Note that each ad values an opportunity differently (a value derived from an ML model), so values for ad1 is shown in blue and for ad2 in green.

We can see how running the simulation results in spend converging to the budget of each ad, as well as lambda converging to the optimal value for each ad.

Now, in order to show the actual selection of opportunities, note that each ad in isolation would win if \(\lambda_i V_i p_{ij} >= floor\) or alternatively if: \[p_{ij} >= \frac{floor}{\lambda_i V_i}\]

So we visualize \(\frac{floor}{\lambda_i V_i}\) as a horizontal line. Note how the line with a lower budget becomes more selective towards which opportunities it considers (via a higher horizontal line).

Conclusion

In this post, we explored how to determine the optimal allocation of \(M\) ad opportunities across \(N\) ads, each with different budgets and max bids. In practice, additional constraints like targeting and frequency capping come into play as well. We delved into the theory behind this constrained optimization problem, which results in a max/min optimization. The inner optimization corresponds to the auction, while the outer optimization becomes pacing. The outer optimization is guaranteed to be concave, allowing for a straightforward solution using gradient ascent.

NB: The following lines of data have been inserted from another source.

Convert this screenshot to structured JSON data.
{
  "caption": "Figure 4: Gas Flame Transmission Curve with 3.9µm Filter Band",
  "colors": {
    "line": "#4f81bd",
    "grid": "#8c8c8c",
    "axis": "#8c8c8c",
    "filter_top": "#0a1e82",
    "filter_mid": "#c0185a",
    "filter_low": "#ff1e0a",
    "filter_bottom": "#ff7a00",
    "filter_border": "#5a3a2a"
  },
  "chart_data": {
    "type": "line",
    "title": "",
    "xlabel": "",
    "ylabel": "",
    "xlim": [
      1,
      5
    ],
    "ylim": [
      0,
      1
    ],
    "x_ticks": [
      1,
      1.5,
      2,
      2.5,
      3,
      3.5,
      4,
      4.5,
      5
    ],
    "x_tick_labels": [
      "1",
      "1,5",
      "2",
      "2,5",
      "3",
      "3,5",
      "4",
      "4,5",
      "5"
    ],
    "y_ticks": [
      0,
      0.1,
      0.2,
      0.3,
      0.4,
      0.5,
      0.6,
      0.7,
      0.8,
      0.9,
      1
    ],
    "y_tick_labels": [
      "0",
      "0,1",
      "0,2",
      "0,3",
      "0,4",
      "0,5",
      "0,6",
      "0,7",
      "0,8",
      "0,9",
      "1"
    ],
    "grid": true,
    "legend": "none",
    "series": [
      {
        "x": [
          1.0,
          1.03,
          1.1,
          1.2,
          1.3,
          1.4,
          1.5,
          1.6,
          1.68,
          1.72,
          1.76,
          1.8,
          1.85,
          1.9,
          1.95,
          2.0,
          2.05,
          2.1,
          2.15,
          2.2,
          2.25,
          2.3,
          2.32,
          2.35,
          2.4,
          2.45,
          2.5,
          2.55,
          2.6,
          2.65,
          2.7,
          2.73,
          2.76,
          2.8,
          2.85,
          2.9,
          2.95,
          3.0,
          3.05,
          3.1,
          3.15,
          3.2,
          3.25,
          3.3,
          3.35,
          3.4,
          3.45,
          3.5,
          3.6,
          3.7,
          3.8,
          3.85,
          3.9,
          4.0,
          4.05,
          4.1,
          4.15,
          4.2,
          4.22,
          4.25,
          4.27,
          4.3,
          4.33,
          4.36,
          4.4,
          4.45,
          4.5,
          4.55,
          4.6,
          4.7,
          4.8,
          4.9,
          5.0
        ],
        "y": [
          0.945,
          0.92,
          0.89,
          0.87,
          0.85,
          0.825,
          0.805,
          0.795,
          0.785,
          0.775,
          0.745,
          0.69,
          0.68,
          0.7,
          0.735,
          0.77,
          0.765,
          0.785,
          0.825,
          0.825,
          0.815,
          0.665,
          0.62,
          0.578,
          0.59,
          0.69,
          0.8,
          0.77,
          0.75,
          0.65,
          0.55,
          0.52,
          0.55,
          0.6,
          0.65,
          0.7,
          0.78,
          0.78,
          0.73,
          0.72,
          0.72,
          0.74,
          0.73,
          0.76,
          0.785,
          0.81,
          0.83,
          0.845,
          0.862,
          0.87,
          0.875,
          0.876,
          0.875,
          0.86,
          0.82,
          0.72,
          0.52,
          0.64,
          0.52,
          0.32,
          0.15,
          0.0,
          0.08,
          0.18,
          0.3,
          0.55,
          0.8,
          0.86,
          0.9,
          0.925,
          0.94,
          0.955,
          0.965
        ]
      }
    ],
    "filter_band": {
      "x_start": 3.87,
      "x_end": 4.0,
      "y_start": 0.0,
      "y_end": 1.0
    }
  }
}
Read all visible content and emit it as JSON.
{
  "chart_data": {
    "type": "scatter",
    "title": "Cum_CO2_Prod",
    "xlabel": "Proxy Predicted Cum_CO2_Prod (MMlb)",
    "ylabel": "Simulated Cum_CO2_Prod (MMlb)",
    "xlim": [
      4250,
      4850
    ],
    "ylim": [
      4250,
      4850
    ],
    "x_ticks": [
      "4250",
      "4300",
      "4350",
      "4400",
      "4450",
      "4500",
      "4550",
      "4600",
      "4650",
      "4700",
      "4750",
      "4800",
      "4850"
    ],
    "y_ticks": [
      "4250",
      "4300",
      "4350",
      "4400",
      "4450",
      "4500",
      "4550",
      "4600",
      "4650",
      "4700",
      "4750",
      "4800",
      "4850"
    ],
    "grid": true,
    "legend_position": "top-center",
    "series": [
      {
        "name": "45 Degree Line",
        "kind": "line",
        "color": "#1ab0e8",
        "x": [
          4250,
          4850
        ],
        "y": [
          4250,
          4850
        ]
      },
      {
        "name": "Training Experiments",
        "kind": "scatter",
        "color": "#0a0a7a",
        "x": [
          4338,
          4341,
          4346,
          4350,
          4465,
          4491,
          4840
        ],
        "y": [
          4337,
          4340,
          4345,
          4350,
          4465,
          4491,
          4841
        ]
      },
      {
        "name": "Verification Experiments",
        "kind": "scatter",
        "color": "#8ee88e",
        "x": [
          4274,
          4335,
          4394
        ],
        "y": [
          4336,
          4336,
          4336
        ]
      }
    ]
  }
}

While the auction simply picks the highest bidding ad in the auction, the pacing algorithm in reality is more involved as we don’t have access to the opportunities in the future, so we need to predict them by predicting the future based on the historical data points. So, a real pacing algorithm in production basically is constantly trying to solve this hill climbing algorithm based on its knowledge so far and the prediction of the future, while adapting to advertiser changes (ex: budget changes).

A pacing algorithm can be effectively implemented by calculating the desired spend profile, and then adjusting the pacing multipliers to achieve the target spend. In a real production system, there is a lot of uncertainty and moving parts including the target itself. So the common approach involves leveraging a closed-loop control system to continuously refine the pacing multiplier to reach the desired spend.

Interesting takeaways:

• It looks like we are picking the highest bidder ad in the auction, but we’re not really picking the best ad for the user. Pacing is really setting the baseline for the bid, choosing which opportunities to select for this ad.
• The goal of budget pacing is way more than spending the budget smoothly. Notice that while probabilistic pacing would result in a smooth spend curve, it provides little to no benefits when it comes to ads performance.